11 dicembre 2019
Aggiornato 09:30
Manovra finanziaria

Cori e bandiere per l'esaltazione a 5 stelle: dal balcone di Palazzo Chigi Di Maio gioisce con il suo "popolo"

Non trattiene la gioia Luigi di Maio, che dopo l'intesa sulla manovra con il ministro Tria si è affacciato al balcone di palazzo Chigi insieme ai ministri

ROMA - Non trattiene la gioia Luigi di Maio, che ieri poco dopo l'intesa sulla manovra con il ministro Tria si è affacciato al balcone di palazzo Chigi insieme ai ministri del M5S per salutare la folla dei parlamentari stellati assiepati con le loro bandiere in piazza Colonna. "Ce l'abbiamo fatta!", ha gridato il vicepresidente del Consiglio agitando i pugni verso la folla, facendo riferimento all'intesa di governo sulla nota di aggiornamento del Def che guiderà la legge di Bilancio, nella quale sarà previsto un rapporto deficit-Pil del 2,4%. "Luigi, Luigi", è il coro che lo ha accolto, seguito da "noi siamo il cambiamento!", urlato a gran voce dai suoi colleghi del M5S. "Ora scendiamo!", li ha blanditi il vicepremier. Dopo il vertice politico nel corso del quale gli alleati Lega e M5S hanno deciso di imporre al recalcitrante ministro dell'Economia Giovanni Tria la loro linea politica che prevede una manovra finanziaria espansiva, si è riunito il Consiglio dei ministri.
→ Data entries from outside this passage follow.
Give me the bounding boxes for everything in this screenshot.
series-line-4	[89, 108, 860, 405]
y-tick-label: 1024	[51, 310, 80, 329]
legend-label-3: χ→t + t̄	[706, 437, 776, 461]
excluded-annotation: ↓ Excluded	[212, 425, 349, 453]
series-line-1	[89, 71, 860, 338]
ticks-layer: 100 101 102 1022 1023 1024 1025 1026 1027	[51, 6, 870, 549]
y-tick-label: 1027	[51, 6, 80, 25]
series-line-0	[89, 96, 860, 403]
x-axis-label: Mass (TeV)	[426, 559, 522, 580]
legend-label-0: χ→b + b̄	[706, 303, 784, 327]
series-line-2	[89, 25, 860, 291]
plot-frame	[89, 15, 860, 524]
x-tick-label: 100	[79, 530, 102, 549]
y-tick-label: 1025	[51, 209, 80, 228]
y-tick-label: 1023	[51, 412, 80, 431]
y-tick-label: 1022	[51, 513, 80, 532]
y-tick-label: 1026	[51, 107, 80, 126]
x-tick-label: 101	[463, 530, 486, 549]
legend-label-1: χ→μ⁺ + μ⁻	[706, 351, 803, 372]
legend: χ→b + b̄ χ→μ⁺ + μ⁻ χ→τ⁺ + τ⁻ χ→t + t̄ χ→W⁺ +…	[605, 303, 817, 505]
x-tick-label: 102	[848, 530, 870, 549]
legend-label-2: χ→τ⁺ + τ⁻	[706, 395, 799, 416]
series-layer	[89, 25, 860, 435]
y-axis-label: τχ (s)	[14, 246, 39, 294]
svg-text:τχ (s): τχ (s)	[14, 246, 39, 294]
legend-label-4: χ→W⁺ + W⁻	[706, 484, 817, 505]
Ora sospeso per il floash mob in piazza al quale si è unito Di Maio.

"E' la manovra del cambiamento"
I vicepremier Matteo Salvini e Luigi Di Maio hanno annunciato l'accordo in una dichiarazione congiunta: "Siamo soddisfatti, è la manovra del cambiamento", Il ministro dell'Economia, come annunciato da Lega e M5s, ha dovuto cedere, e non si è dimesso, per ottenere delle maggiori coperture dalle quali si ricaveranno circa 15 miliardi in più. "Dieci miliardi saranno destinati al reddito di cittadinanza e alle pensioni minime a 780 euro", spiega Di Maio. Nella manovra trovano spazio anche misure per i "truffati delle banche, che saranno risarciti con un Fondo ad hoc di 1,5 miliardi». Gli fa eco Salvini che difende le sue iniziative: "Tasse abbassate al 15% per più di un milione di lavoratori italiani, diritto alla pensione per almeno 400mila persone - iniziativa destinata al superamento della legge Fornero -, chiusura delle cartelle di Equitalia, investimenti per scuole, strade e Comuni. Nessun aumento dell'Iva".

S&P's, Moody's e gli altri
Ora bisogna attendere la reazione dei big dei mercati, già ampiamente immaginabile. Il giudizio della Commissione Europea sulla 'manovra coraggiosa' è atteso a metà ottobre, mentre a fine mese arriveranno i giudizi di Standard & Poor's e Moody's sulla revisione del rating e il rischio di un taglio del merito di credito è elevato, soprattutto da parte di Moody's. Un eventuale declassamento del rating dell'Italia magari accompagnato da un outlook negativo avvicinerebbe il rating in area no investment grade. Il giudizio di Moody's sull'Italia oggi è Baa2, appena due gradini sopra la classificazione "junk".